Oracle Insights: Tales of the Oak Table - a completely unique book. It is both entertaining and educational, a tough trick to pull off. Written by a cadre of eleven Oracle experts who have dubbed themselves The Oak Table Network, Oracle Insights offers up just what its title implies. One chapter of the book is devoted to a history of Oracle Corp., another covers the dreaded disease of "compulsive tuning disorder," and there is even a full frontal attack on RAID free, four, and five. Ya just gotta read it. (Note: I reviewed this in more depth previously in my blog; check it out here.)

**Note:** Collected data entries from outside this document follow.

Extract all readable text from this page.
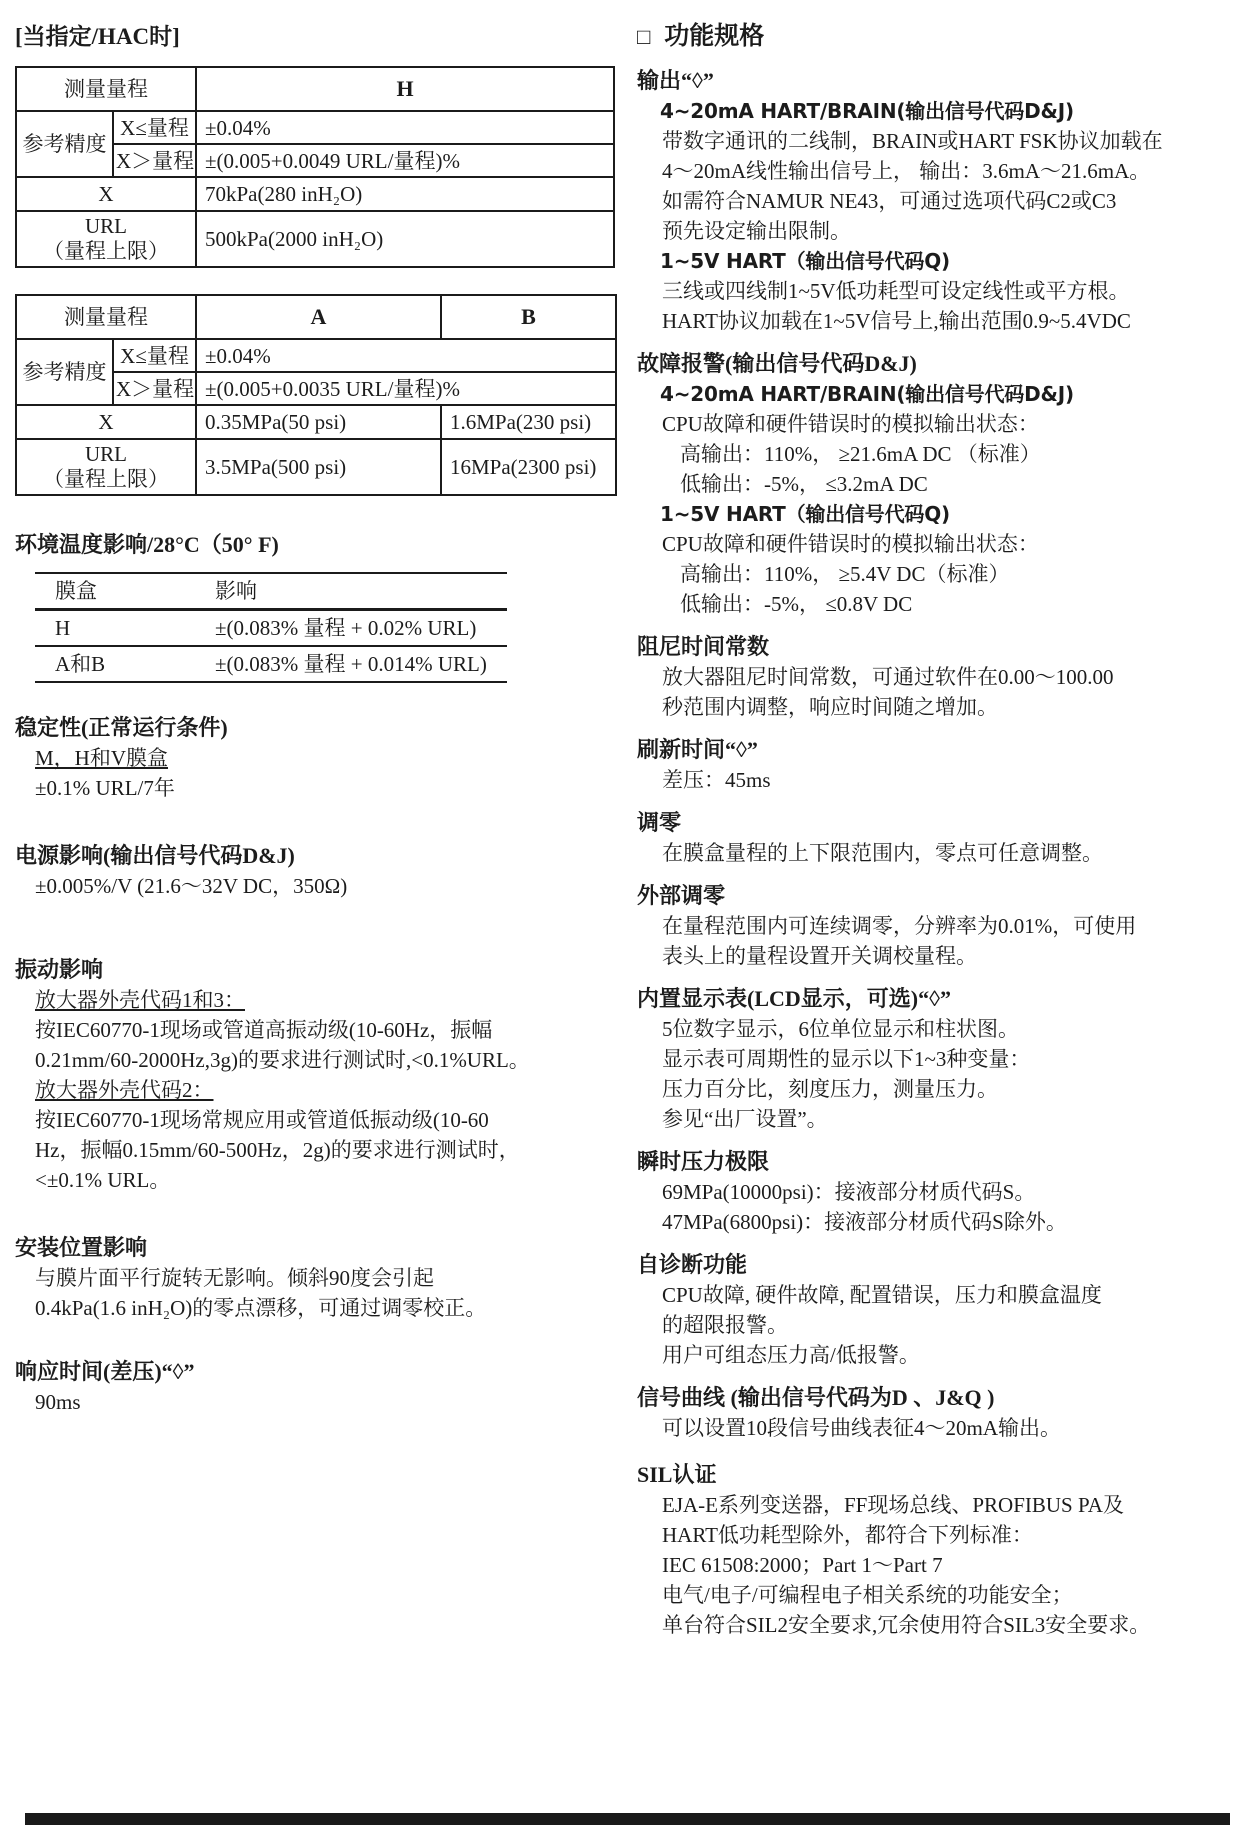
[当指定/HAC时]
测量量程		H
参考精度	X≤量程	±0.04%
	X＞量程	±(0.005+0.0049 URL/量程)%
X		70kPa(280 inH₂O)

URL
（量程上限）		500kPa(2000 inH₂O)
测量量程		A	B
参考精度	X≤量程	±0.04%	
	X＞量程	±(0.005+0.0035 URL/量程)%	
X		0.35MPa(50 psi)	1.6MPa(230 psi)

URL
（量程上限）		3.5MPa(500 psi)	16MPa(2300 psi)
环境温度影响/28°C（50° F)
膜盒	影响
H	±(0.083% 量程 + 0.02% URL)
A和B	±(0.083% 量程 + 0.014% URL)
稳定性(正常运行条件)
M，H和V膜盒
±0.1% URL/7年
电源影响(输出信号代码D&J)
±0.005%/V (21.6～32V DC，350Ω)
振动影响
放大器外壳代码1和3：
按IEC60770-1现场或管道高振动级(10-60Hz，振幅
0.21mm/60-2000Hz,3g)的要求进行测试时,<0.1%URL。
放大器外壳代码2：
按IEC60770-1现场常规应用或管道低振动级(10-60
Hz，振幅0.15mm/60-500Hz，2g)的要求进行测试时，
<±0.1% URL。
安装位置影响
与膜片面平行旋转无影响。倾斜90度会引起
0.4kPa(1.6 inH₂O)的零点漂移，可通过调零校正。
响应时间(差压)“◊”
90ms
□ 功能规格
输出“◊”
4~20mA HART/BRAIN(输出信号代码D&J)
带数字通讯的二线制，BRAIN或HART FSK协议加载在
4～20mA线性输出信号上， 输出：3.6mA～21.6mA。
如需符合NAMUR NE43，可通过选项代码C2或C3
预先设定输出限制。
1~5V HART（输出信号代码Q)
三线或四线制1~5V低功耗型可设定线性或平方根。
HART协议加载在1~5V信号上,输出范围0.9~5.4VDC
故障报警(输出信号代码D&J)
4~20mA HART/BRAIN(输出信号代码D&J)
CPU故障和硬件错误时的模拟输出状态：
高输出：110%， ≥21.6mA DC （标准）
低输出：-5%， ≤3.2mA DC
1~5V HART（输出信号代码Q)
CPU故障和硬件错误时的模拟输出状态：
高输出：110%， ≥5.4V DC（标准）
低输出：-5%， ≤0.8V DC
阻尼时间常数
放大器阻尼时间常数，可通过软件在0.00～100.00
秒范围内调整，响应时间随之增加。
刷新时间“◊”
差压：45ms
调零
在膜盒量程的上下限范围内，零点可任意调整。
外部调零
在量程范围内可连续调零，分辨率为0.01%，可使用
表头上的量程设置开关调校量程。
内置显示表(LCD显示，可选)“◊”
5位数字显示，6位单位显示和柱状图。
显示表可周期性的显示以下1~3种变量：
压力百分比，刻度压力，测量压力。
参见“出厂设置”。
瞬时压力极限
69MPa(10000psi)：接液部分材质代码S。
47MPa(6800psi)：接液部分材质代码S除外。
自诊断功能
CPU故障, 硬件故障, 配置错误，压力和膜盒温度
的超限报警。
用户可组态压力高/低报警。
信号曲线 (输出信号代码为D 、J&Q )
可以设置10段信号曲线表征4～20mA输出。
SIL认证
EJA-E系列变送器，FF现场总线、PROFIBUS PA及
HART低功耗型除外，都符合下列标准：
IEC 61508:2000；Part 1～Part 7
电气/电子/可编程电子相关系统的功能安全；
单台符合SIL2安全要求,冗余使用符合SIL3安全要求。
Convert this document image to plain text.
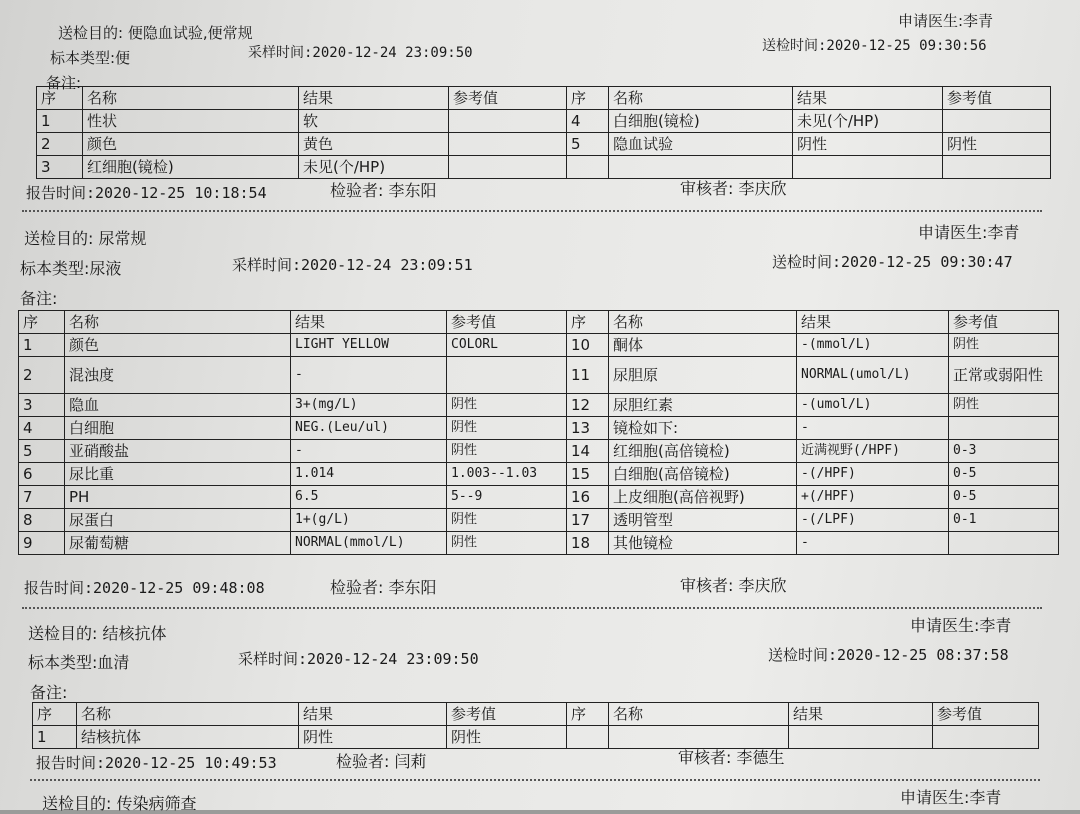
送检目的: 便隐血试验,便常规
申请医生:李青
标本类型:便	采样时间:2020-12-24 23:09:50	送检时间:2020-12-25 09:30:56
备注:
序	名称	结果	参考值	序	名称	结果	参考值
1	性状	软		4	白细胞(镜检)	未见(个/HP)	
2	颜色	黄色		5	隐血试验	阴性	阴性
3	红细胞(镜检)	未见(个/HP)					
报告时间:2020-12-25 10:18:54	检验者: 李东阳	审核者: 李庆欣
送检目的: 尿常规	申请医生:李青
标本类型:尿液	采样时间:2020-12-24 23:09:51	送检时间:2020-12-25 09:30:47
备注:
序	名称	结果	参考值	序	名称	结果	参考值
1	颜色	LIGHT YELLOW	COLORL	10	酮体	-(mmol/L)	阴性
2	混浊度	-		11	尿胆原	NORMAL(umol/L)	正常或弱阳性
3	隐血	3+(mg/L)	阴性	12	尿胆红素	-(umol/L)	阴性
4	白细胞	NEG.(Leu/ul)	阴性	13	镜检如下:	-	
5	亚硝酸盐	-	阴性	14	红细胞(高倍镜检)	近满视野(/HPF)	0-3
6	尿比重	1.014	1.003--1.03	15	白细胞(高倍镜检)	-(/HPF)	0-5
7	PH	6.5	5--9	16	上皮细胞(高倍视野)	+(/HPF)	0-5
8	尿蛋白	1+(g/L)	阴性	17	透明管型	-(/LPF)	0-1
9	尿葡萄糖	NORMAL(mmol/L)	阴性	18	其他镜检	-	
报告时间:2020-12-25 09:48:08	检验者: 李东阳	审核者: 李庆欣
送检目的: 结核抗体	申请医生:李青
标本类型:血清	采样时间:2020-12-24 23:09:50	送检时间:2020-12-25 08:37:58
备注:
序	名称	结果	参考值	序	名称	结果	参考值
1	结核抗体	阴性	阴性				
报告时间:2020-12-25 10:49:53	检验者: 闫莉	审核者: 李德生
送检目的: 传染病筛查	申请医生:李青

Oracle Database 10g: The Complete Reference by Kevin Loney - the latest edition of this popular guide introduces the fundamental commands and techniques used in Oracle 10g database systems, and how to develop applications using Oracle and SQL. Other topics covered include PL/SQL structures, object-oriented and Java features in the Oracle database, the data dictionary, database optimizers, and the application server.
Learning Oracle PL/SQL by Bill Pribyl and Steven Feuerstein - clearly teaches PL/SQL in a variety of ways such that it is useful to a variety of audiences including beginning programmers, new Oracle database administrators, and developers familiar with other databases who now need to learn Oracle.
Oracle Database 10g New Features: Oracle10g Reference for Advanced Tuning and Administration by Mike Ault, Madhu Tumma, Daniel Liu, Don Burleson - a very nicely done treatise on the new features of Oracle 10g that every DBA will want to know.
I'm sure there are a plethora of additional Oracle books that are worth reading, but these are the ones I've read and enjoyed. If you have a personal favorite I've omitted, feel free to add a comment with the titles and author of the book, along with a short blurb on why you recommend it.